The difference between groups A and B regarding the cumulative cisplatin doses is a source of potential bias [19]. Another source of a hidden bias may be a possible difference regarding the distribution of the human papilloma virus (HPV) status, which was not available in most patients of the present study. The HPV-status was reported to have a significant impact on the prognosis of patients with SCCHN [20, 21]. This must be considered a significant limitation of the present study. In general, retrospective studies like the present one always bear the risk of hidden selection biases. Furthermore, retrospective chart reviews can be affected by a recall bias and difficulties with the abstraction of the data from the charts. This applies particularly to toxicity data, although the CTCAE criteria are standardized [14]. Since patients of both groups were matched 1:1 also with respect to the tumor site, this factor likely did not have a relevant impact on the results of this study. In those patients receiving surgery, data regarding pathological aspects such as perineural invasion, lymphovascular invasion and extracapsular spread of lymph node metastases were not available, which may have led to a selection bias in this subgroup.

Therefore, the results of this study should ideally be confirmed in a prospective randomized trial. However, since institutions treating patients with LA-SCCHN generally prefer specific regimens, it may be difficult to perform such a randomized trial in an appropriately large cohort with a sufficient statistical power.

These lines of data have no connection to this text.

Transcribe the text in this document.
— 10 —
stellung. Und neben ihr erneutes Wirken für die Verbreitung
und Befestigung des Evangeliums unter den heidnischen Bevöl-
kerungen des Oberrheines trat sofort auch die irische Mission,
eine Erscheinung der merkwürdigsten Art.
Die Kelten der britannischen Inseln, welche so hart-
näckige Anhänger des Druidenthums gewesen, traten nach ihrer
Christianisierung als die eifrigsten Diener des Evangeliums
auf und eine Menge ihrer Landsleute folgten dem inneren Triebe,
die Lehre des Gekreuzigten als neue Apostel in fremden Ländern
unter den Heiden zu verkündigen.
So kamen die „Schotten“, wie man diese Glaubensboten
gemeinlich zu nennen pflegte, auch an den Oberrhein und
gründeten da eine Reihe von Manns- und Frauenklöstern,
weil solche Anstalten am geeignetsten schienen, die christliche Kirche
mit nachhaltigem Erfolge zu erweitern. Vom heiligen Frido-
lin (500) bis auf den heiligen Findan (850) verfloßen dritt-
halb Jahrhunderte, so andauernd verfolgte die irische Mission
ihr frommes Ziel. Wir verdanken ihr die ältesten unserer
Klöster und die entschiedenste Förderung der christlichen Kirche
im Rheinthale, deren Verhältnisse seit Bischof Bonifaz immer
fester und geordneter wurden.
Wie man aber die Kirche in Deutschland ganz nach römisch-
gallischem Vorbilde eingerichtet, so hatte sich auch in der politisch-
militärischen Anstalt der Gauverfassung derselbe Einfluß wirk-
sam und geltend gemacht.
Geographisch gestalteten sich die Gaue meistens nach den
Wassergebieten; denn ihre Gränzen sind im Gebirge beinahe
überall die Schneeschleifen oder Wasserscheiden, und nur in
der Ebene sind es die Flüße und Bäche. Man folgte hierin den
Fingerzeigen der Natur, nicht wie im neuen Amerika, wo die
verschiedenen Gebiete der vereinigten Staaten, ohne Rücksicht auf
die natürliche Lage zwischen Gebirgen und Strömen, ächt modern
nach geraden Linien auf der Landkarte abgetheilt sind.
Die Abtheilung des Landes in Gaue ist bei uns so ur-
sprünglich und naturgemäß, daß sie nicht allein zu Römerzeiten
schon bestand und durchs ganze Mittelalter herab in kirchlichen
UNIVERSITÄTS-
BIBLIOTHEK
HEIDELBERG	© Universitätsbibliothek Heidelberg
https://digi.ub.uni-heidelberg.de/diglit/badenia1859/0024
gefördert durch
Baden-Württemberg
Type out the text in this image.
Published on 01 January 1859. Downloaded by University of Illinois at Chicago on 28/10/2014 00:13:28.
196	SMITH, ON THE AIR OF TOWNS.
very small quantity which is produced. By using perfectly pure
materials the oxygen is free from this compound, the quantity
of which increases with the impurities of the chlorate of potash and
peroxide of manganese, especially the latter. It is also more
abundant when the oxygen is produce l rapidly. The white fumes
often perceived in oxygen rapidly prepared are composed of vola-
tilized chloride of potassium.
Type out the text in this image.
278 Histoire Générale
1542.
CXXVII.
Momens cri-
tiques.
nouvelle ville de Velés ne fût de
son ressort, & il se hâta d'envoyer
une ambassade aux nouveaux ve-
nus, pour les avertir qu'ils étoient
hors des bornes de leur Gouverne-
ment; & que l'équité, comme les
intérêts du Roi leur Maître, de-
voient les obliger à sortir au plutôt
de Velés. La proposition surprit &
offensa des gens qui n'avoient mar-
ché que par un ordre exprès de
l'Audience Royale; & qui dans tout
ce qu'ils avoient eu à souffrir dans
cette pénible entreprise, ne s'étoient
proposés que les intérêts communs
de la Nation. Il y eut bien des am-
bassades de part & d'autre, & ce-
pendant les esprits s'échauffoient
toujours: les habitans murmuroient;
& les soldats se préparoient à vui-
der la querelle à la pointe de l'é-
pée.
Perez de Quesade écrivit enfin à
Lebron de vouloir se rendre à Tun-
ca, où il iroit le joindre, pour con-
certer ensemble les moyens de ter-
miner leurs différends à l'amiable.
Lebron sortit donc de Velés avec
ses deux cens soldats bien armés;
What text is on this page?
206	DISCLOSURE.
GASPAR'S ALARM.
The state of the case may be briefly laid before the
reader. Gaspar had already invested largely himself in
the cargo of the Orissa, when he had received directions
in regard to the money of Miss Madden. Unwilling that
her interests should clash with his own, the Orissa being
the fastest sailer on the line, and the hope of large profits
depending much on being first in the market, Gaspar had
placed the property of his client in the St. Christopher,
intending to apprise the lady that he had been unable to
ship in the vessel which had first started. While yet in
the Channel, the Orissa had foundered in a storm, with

In conclusion, 20 mg/m2 cisplatin on 5 days every 4 weeks resulted in significantly better loco-regional control and survival than weekly administration of 30–40 mg/m2 of cisplatin in patients who received definitive radio-chemotherapy but not in patients receiving adjuvant treatment. The toxicity rates were not significantly different with both regimens. Taking into account the limitations and the retrospective design of this study, 20 mg/m2 cisplatin on 5 days every 4 weeks may be preferable to weekly administrations for definitive radio-chemotherapy. These results should be verified in a prospective randomized trial.